Market failure is a free market where the allocation of goods and service is inefficient. Sometimes entrepreneurs or businesses will pursuit there own interests rather than the most beneficial option of the business and this can lead to inefficiency. There are many types of market failure here are some of them:
- Productive and allocative inefficiency- Markets may fail to produce and allocate scarce resources in the most efficient way.
- Monopoly power-Markets may fail to control the abuses of monopoly power.
- Missing markets- a failure to meet a need or want, such as the need for public goods, such as defence, street lighting, and highways.
- Incomplete markets- Markets may fail to produce enough merit goods, such as education and healthcare.
- De-merit goods- Failure to control the manufacture and sale of goods like cigarettes and alcohol, which have less merit than consumers perceive.
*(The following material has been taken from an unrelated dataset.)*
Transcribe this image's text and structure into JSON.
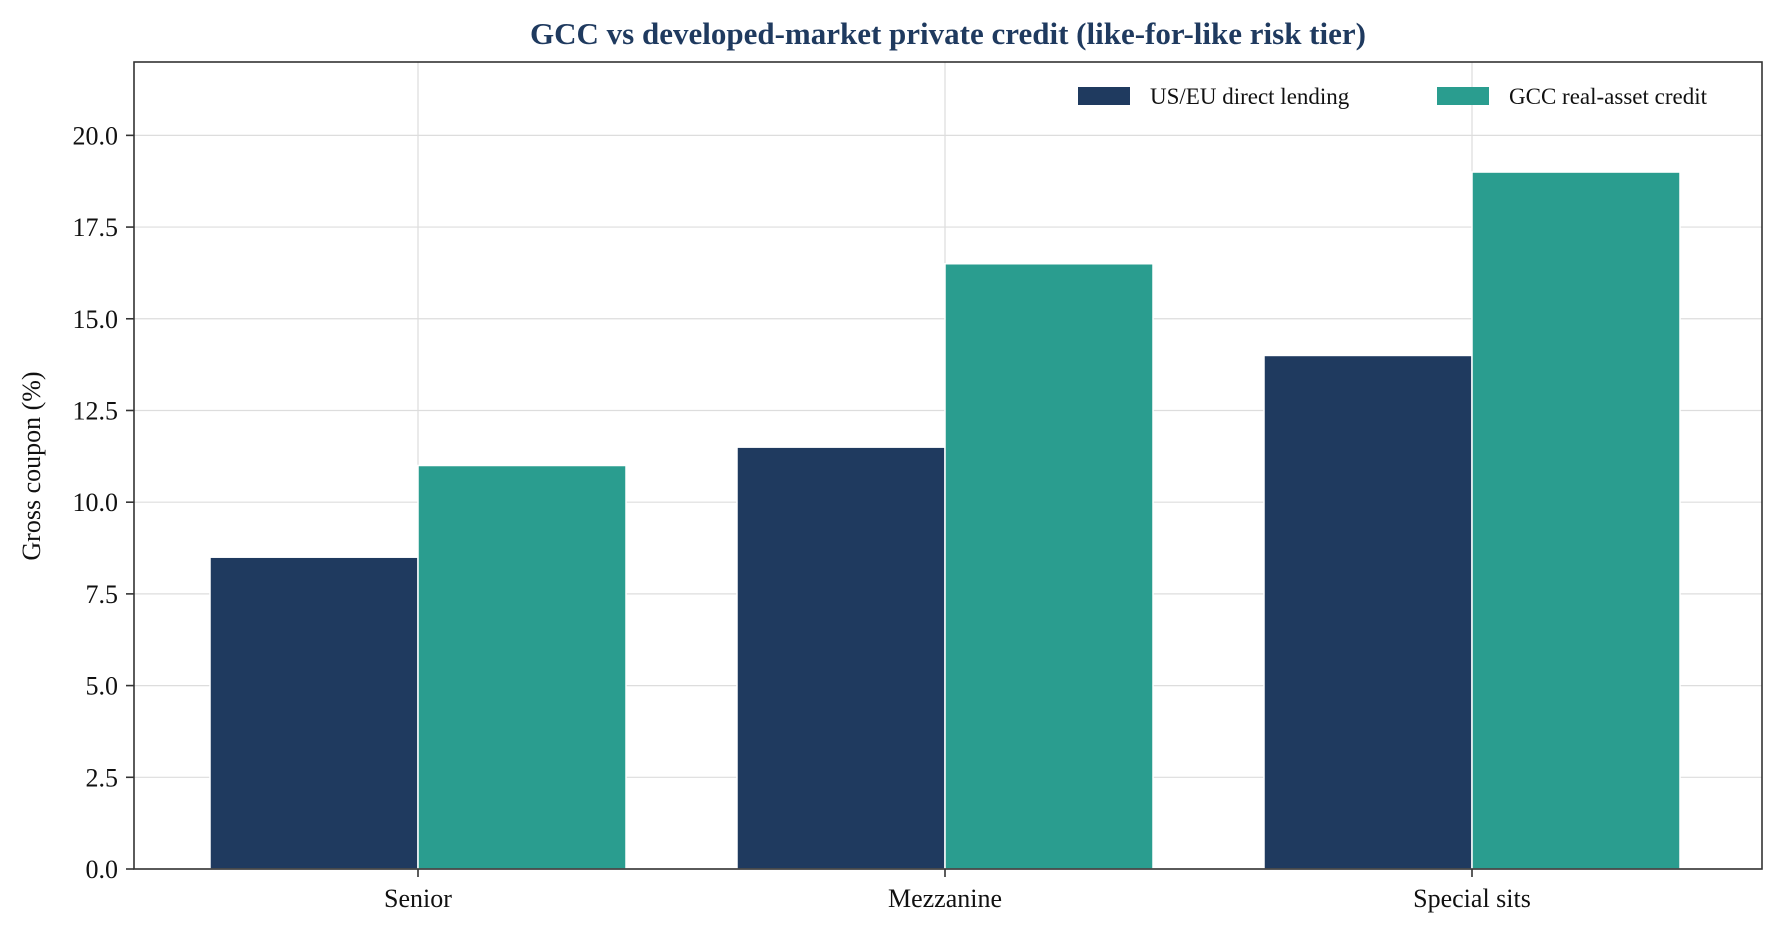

- Negative externalities-A business may not consider the actions of third parties such as car drivers, who may fail to take into account the traffic congestion they create for others. Third-parties are individuals, organisations, or communities indirectly benefiting or suffering as a result of the actions of consumers and producers attempting to pursue their own self interest.
- Property rights-There is a lot of importance in making property rights, failure to do so may lead to replicas of products being made for cheaper.
- Information failure-Not having enough information on the entrance of a market or a market transaction.
- Unstable markets- e.g. agriculture, foreign exchange and credit markets .
- Inequality- Limiting the incomes and having certain bias e.g. age, gender.
Finally there is remedies these are broken into two strategies:
- Price mechanisms
- Legislation and force
Price mechanisms shows the relationship between suppliers and the consumers. Behaviour of consumers can change through financial incentives and likewise the price of products can change consumer choice.
Legislation is used to change consumer behaviour there are implications in place for example a pub license or pollution measures in place.
Cartels and Collusions
Collusion is an agreement between two or more businesses that try to restrict competition by misleading others of legal rights, or gaining an unfair advantage. There are many ways that businesses collude such as limiting production, becoming price leaders in the market.